Com a perda de eficácia da MP, e sem decreto legislativo disciplinando seus efeitos, restabeleceu-se automaticamente a redação original da LC 192. O crédito, portanto, foi válido entre 11 e 24/3 e entre 27 de setembro e 31/12/22. Essa interpretação foi confirmada pelo STF na ADIn 7.181.

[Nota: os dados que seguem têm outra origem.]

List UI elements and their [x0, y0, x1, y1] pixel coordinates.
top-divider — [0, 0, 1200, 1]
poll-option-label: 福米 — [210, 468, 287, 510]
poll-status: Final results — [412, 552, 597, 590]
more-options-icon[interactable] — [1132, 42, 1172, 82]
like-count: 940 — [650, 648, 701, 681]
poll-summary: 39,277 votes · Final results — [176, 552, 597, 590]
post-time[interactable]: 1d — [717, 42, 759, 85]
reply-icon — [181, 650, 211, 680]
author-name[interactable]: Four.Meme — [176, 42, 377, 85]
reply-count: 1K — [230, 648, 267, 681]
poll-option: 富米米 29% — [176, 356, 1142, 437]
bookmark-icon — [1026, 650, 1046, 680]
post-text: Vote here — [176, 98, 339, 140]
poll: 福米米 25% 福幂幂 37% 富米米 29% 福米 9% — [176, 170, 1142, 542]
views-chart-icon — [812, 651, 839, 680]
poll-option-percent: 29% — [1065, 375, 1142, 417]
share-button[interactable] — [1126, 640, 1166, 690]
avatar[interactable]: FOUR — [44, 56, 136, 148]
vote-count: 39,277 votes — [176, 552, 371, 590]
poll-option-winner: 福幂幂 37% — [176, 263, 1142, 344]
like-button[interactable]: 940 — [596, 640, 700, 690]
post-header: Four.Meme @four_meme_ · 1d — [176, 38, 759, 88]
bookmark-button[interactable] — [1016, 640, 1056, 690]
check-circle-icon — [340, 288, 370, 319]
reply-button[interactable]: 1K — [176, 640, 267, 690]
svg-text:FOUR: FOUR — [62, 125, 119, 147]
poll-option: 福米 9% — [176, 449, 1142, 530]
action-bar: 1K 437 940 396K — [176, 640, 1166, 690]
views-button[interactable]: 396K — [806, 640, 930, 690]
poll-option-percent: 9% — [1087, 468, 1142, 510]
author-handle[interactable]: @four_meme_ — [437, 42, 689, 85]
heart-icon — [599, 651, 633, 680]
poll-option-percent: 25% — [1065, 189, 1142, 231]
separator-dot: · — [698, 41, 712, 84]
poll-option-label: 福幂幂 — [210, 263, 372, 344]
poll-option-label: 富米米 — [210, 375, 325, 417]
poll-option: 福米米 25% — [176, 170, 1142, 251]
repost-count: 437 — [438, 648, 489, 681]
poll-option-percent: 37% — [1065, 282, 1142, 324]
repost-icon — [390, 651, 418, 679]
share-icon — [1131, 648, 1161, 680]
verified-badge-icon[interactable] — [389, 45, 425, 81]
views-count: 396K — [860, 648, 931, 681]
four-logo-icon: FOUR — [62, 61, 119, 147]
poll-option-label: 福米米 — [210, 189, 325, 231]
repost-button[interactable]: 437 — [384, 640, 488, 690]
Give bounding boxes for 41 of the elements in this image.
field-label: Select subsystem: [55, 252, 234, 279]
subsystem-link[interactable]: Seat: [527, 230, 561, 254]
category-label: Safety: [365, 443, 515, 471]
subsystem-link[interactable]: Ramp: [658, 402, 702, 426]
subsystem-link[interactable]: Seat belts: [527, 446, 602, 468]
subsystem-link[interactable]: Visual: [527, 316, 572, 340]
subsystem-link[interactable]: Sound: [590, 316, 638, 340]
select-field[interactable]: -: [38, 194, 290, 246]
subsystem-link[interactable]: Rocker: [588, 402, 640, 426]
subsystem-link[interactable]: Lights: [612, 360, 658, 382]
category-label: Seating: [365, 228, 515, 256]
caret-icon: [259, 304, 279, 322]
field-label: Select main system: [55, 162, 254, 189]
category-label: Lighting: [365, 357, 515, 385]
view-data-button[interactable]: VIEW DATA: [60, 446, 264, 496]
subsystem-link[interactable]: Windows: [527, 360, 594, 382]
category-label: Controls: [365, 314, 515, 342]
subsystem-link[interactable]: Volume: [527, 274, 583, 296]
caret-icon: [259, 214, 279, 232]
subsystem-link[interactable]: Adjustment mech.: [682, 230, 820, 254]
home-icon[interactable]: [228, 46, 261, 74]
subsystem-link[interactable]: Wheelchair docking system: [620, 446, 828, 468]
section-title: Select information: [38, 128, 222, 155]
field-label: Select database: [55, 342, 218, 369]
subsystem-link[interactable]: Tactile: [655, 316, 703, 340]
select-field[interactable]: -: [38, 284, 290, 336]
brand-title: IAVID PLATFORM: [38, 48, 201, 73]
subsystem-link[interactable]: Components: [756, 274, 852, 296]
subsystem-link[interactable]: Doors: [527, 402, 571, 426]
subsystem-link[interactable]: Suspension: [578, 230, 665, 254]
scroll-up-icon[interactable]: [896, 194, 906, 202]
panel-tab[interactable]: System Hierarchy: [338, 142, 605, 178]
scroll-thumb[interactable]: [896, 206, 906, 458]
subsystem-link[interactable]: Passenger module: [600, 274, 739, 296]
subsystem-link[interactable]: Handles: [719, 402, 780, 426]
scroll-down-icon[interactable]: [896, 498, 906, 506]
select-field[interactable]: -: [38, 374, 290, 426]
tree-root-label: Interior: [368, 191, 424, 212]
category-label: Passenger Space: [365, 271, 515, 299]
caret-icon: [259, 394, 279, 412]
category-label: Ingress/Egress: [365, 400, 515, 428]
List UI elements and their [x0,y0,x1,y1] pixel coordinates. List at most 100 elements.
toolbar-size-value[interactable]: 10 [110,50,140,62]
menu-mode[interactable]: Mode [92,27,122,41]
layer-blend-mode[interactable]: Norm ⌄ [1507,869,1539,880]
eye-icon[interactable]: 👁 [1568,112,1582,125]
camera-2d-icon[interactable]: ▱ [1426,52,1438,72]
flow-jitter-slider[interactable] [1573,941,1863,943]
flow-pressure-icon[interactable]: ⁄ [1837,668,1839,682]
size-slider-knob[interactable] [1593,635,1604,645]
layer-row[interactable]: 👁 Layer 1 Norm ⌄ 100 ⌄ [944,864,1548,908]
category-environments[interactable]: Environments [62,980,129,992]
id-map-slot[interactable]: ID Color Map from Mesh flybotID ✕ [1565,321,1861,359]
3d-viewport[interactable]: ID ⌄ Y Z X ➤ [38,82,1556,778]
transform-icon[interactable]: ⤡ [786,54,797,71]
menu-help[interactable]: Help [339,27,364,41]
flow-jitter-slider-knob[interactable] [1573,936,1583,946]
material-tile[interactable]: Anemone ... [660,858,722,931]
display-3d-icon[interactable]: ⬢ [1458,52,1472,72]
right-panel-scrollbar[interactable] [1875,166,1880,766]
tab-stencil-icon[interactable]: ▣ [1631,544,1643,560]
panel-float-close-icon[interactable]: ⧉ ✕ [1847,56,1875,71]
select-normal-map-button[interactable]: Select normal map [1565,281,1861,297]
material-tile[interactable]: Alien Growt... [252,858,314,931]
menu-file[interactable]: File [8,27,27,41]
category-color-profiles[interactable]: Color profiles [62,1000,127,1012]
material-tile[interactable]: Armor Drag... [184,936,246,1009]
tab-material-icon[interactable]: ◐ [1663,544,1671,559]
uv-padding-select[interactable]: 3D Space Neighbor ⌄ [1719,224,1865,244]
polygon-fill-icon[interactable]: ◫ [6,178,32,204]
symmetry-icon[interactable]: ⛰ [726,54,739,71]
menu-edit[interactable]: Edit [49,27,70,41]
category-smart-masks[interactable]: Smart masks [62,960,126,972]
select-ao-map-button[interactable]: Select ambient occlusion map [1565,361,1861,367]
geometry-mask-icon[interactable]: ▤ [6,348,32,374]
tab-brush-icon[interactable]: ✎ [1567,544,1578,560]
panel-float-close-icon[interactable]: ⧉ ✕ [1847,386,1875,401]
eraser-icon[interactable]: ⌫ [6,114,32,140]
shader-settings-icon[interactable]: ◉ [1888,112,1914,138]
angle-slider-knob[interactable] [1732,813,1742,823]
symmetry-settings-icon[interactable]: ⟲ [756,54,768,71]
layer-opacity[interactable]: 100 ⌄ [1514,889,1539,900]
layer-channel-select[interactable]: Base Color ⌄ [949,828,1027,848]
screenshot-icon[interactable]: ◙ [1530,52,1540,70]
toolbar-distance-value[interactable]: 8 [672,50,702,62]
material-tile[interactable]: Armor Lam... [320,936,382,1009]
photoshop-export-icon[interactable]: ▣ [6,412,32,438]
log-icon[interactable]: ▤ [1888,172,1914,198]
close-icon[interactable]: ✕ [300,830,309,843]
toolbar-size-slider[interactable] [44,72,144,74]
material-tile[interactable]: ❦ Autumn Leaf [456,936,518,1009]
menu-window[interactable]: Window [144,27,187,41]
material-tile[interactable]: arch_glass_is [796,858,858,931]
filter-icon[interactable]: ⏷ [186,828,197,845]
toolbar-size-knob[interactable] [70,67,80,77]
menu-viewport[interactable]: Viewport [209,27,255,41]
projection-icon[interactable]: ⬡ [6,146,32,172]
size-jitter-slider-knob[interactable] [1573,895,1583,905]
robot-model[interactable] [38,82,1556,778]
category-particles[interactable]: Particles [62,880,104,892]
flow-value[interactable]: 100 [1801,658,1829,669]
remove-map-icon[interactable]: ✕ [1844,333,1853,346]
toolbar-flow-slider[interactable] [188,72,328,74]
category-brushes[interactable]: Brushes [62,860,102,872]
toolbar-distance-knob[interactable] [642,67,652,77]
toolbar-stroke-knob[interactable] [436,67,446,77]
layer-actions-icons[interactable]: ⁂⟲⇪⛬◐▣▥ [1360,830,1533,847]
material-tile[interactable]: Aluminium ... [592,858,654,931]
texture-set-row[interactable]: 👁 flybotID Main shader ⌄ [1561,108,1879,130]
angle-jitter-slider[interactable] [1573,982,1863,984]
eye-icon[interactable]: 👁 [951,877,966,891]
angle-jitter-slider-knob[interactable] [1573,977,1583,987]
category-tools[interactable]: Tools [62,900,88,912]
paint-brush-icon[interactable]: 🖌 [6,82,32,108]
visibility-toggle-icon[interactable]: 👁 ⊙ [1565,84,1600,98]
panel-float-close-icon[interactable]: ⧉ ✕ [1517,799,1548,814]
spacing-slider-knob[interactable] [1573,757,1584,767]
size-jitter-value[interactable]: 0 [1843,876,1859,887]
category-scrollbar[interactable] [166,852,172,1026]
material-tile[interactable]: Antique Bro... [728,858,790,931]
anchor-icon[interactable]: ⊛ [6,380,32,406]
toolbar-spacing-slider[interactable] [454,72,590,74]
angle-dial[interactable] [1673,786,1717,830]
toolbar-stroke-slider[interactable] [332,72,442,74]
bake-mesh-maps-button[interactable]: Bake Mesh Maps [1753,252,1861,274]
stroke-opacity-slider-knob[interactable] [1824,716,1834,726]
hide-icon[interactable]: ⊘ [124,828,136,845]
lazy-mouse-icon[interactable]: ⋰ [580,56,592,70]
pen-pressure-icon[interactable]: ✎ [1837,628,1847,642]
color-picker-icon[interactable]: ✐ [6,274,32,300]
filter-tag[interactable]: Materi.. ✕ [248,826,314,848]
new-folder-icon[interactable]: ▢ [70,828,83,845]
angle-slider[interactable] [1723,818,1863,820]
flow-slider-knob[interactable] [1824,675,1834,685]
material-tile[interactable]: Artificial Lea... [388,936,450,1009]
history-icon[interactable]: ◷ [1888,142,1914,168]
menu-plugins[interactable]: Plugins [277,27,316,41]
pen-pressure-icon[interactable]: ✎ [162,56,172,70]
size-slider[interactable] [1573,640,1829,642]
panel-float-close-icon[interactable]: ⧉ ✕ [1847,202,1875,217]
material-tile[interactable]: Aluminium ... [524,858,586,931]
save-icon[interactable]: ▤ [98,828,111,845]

O conjunto normativo e jurisprudencial demonstra que a LC 192 criou um incentivo fiscal legítimo, autônomo e temporário, que permitiu o aproveitamento de créditos de PIS e Cofins inclusive para o adquirente final.
A tentativa de aplicar o Tema 1.093 a esse caso é improcedente, pois ignora a natureza especial e a estrutura distinta da norma. O reconhecimento da validade e eficácia do regime excepcional reafirma a autonomia do legislador e, sobretudo, a importância da segurança jurídica e da confiança legítima dos contribuintes.
A revogação antecipada de incentivos fiscais sem respeito à noventena viola esses princípios e reforça a percepção de instabilidade normativa. Mais grave ainda é quando o próprio Estado, após reconhecer um direito por lei complementar, busca suprimi-lo sem observar as garantias constitucionais. É um sintoma de uma sanha arrecadatória que se vale da complexidade do sistema tributário brasileiro para cobrar mais, mesmo quando a própria lei reconheceu o direito dos contribuintes.